人类会不会意外地向外星人发送病毒?

Retro Alien Virus

For The Future Of Humanity

Performing trillions of computations per second, ET is a powerful computing machine that predicts economic changes, locates mineral rich mines and even automates the power grid of an entire planet. Eager to decipher a mysterious code, a team of engineers, linguists, philosophers and mathematicians have meticulously programmed ET to unravel the meaning of a message which they have received from a planet called Earth. Waiting, they wonder what kind of message could have been transmitted to their technologically advanced civilization and why earthlings would attempt to contact them?

Back here on earth, speaking at the British Science Festival Dr. Anders Sandberg, of the Future of Humanity Institute at Oxford University, explains that “...it might be a good idea to gamble, and hope there is someone slightly older and wiser out there. If aliens told us something about how to handle our climate, or artificial intelligence, we might want to listen." Dr Sandberg is commenting on the Breakthrough Message competition, which aims to encourage debate about how to communicate with extraterrestrial intelligence. He also acknowledges that this could be dangerous and that extreme caution should be exercised when choosing which digital messages to send into space.

The Oxford PhD warns that humanity may accidentally send unwanted or malicious code to extraterrestrials—perhaps even a virus, which would disrupt their global network. “Languages can hide a lot of information. We’re worried about malware being sent to aliens.” Even languages that describe pictures have hidden malicious code. But, many are critical of this possibility, as aliens would, most certainly, not be building machines with either terrestrial materials or architecture. But, if there is some fundamental commonality—which is both essential to all computing, and intrinsically vulnerable—then, maybe, we should take it into consideration.

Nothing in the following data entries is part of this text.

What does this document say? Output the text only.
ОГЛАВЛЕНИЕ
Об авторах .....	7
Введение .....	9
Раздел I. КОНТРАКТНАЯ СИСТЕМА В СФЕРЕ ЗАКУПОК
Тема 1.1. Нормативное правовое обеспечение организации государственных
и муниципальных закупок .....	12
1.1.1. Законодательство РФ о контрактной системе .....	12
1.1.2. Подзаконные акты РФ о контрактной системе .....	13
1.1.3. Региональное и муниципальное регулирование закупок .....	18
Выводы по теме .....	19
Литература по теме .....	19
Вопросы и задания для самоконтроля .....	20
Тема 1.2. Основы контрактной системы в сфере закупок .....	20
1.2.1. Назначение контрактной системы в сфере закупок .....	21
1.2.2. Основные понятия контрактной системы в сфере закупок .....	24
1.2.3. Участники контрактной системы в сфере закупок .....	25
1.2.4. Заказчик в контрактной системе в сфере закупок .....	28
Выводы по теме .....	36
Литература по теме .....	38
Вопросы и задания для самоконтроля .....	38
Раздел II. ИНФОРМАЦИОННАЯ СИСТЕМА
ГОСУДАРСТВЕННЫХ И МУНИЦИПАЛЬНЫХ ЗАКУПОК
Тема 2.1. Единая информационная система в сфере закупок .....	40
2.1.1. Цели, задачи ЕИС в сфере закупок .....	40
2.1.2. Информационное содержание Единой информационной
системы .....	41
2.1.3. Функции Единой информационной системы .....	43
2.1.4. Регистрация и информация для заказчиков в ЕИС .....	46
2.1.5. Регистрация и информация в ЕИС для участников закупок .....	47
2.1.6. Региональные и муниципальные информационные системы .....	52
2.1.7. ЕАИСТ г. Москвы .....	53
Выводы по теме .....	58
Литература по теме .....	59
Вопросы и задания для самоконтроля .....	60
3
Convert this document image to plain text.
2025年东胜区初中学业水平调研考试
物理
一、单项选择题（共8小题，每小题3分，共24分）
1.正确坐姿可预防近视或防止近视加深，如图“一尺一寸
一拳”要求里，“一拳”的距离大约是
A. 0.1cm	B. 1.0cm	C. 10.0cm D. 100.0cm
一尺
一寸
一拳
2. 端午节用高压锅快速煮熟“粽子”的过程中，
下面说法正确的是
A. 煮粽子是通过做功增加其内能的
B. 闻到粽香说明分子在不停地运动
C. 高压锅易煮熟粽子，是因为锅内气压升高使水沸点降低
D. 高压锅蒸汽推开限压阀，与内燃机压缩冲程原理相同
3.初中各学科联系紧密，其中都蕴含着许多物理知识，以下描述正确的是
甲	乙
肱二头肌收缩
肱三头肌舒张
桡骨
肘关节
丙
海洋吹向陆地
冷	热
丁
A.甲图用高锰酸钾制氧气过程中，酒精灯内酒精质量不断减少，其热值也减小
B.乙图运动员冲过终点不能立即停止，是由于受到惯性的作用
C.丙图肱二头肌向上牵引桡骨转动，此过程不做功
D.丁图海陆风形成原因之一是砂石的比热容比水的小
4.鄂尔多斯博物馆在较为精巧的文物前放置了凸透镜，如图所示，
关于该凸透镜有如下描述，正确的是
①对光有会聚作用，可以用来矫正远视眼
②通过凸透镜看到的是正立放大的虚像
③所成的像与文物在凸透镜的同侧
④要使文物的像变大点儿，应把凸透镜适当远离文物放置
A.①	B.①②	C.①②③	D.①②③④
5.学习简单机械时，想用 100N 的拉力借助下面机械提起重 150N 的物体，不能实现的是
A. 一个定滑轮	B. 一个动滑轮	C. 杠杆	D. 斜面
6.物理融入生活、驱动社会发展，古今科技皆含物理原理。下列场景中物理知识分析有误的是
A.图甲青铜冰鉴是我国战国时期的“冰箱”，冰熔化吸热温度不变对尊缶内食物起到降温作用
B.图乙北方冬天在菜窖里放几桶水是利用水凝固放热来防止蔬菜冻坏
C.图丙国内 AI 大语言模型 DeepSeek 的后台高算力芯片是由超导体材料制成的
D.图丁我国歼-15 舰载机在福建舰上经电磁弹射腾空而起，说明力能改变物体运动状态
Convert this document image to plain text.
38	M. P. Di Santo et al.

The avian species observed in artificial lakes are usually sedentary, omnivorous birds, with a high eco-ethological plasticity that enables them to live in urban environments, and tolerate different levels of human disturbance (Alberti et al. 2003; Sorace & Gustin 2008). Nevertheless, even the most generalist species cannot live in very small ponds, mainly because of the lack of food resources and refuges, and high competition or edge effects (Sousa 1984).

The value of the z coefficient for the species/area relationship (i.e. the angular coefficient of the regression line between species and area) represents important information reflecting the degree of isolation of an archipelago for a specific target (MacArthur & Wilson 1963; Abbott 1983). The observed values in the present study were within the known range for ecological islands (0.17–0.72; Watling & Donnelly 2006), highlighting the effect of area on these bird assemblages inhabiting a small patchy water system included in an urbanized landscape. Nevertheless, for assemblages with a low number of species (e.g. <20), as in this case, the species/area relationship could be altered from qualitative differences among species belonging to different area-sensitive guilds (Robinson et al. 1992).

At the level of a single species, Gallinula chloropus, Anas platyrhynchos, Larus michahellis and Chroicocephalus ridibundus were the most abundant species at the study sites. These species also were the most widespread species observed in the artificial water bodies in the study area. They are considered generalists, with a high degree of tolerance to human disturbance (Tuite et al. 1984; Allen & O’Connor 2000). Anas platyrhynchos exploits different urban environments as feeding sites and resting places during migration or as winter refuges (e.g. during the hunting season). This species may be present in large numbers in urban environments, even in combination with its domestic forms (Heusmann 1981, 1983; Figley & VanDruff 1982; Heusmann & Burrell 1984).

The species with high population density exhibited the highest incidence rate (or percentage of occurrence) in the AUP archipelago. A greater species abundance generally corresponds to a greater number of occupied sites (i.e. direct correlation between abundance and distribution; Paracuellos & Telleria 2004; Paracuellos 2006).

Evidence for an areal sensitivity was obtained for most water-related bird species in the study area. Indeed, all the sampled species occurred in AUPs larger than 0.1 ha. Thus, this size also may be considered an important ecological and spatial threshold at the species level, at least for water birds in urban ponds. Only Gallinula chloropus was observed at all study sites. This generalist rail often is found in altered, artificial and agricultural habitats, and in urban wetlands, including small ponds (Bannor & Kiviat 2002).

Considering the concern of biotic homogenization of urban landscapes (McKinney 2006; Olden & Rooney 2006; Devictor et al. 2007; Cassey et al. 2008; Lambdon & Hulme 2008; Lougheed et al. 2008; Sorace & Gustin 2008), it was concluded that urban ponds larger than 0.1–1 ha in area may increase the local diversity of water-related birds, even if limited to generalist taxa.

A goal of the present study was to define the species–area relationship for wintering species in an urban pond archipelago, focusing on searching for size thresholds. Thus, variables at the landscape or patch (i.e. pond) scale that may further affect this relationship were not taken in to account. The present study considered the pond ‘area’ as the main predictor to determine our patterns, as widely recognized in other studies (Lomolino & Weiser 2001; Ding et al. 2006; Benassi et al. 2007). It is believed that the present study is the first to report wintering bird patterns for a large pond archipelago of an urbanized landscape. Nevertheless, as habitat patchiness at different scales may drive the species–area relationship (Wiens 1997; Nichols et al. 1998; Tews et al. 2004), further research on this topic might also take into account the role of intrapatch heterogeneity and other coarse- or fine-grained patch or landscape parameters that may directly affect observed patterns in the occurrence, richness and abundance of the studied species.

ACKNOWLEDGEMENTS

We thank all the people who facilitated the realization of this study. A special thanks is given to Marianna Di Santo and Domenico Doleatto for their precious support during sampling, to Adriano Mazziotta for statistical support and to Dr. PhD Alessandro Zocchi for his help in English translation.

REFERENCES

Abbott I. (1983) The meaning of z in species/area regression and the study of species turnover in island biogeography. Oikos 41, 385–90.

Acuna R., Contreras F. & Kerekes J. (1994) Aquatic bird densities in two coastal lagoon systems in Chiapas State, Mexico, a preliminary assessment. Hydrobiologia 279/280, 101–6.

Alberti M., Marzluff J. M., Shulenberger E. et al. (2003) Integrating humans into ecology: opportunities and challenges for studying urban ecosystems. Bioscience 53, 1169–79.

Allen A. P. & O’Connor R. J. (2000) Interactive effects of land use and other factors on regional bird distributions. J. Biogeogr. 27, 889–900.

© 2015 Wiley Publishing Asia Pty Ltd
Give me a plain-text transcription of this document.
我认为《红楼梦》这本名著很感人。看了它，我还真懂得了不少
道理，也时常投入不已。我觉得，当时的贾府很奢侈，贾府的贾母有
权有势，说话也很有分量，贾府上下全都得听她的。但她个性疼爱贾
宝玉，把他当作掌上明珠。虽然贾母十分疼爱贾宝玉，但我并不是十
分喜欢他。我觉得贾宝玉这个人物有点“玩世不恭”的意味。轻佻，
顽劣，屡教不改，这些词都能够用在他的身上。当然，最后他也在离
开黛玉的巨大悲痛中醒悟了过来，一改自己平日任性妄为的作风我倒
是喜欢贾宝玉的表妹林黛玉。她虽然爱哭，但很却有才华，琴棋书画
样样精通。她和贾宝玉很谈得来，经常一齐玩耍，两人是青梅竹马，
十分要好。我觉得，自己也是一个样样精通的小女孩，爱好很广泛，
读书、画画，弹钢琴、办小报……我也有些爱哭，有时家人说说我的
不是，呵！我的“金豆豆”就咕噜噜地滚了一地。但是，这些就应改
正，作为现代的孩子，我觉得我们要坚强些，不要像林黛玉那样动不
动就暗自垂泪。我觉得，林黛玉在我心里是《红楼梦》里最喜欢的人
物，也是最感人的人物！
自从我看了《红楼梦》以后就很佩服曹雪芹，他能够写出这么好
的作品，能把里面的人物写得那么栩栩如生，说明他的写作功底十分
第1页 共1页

ET ticks away, humming notes and flashing numbers on a monitor placed at the center of a cooled server farm as it tries to make sense of the string of unknown symbols. To Earthlings, their technology seems exotic and unrecognizable. But, the components from which it is built could also be used to build televisions, radios and thermostats. Though, it would be impossible for a television to perform the operations that are required of ET. What this computing machine does is more important than its building materials or even its physical architecture. ET is defined only by what it does. So, what does it do? What problems does it solve? What languages can it understand?

What Is A Computer?

In computer science, all machines are classified by the sets of problems that they can solve. The most simple of these machine classes are called FSMs( finite state machines ), which consist only of states and transitions between those states. For example, consider a thermostat in a home. This machine reads thermal data as input and exists in either one of two states, a hot state ( for input greater than or equal to 70° ) or a cold state ( for input less than 70° ).

Thermo State Machine

Thermostat

That's all it does, exist in a state, and transitions state based on the value of its input. When the thermostat transitions to another state, a furnace can write a value to a room. Respectively, we can think of hot and cold as 1 and 0, and the room as one bit of memory. It is said that this machine accepts a language of temperatures. Any language that is understood by an FSM is called a Regular Language.

This machine is the most basic machine that will be of any use. But, there are an infinite number of FSMs—some of which are interesting. If a machine has many bits of memory and many states, this machine can become capable of more elaborate computations, and therefore accepts more complex languages. If a machine has an infinite amount of memory and an arbitrary number of states then it could possibly solve any computable problem.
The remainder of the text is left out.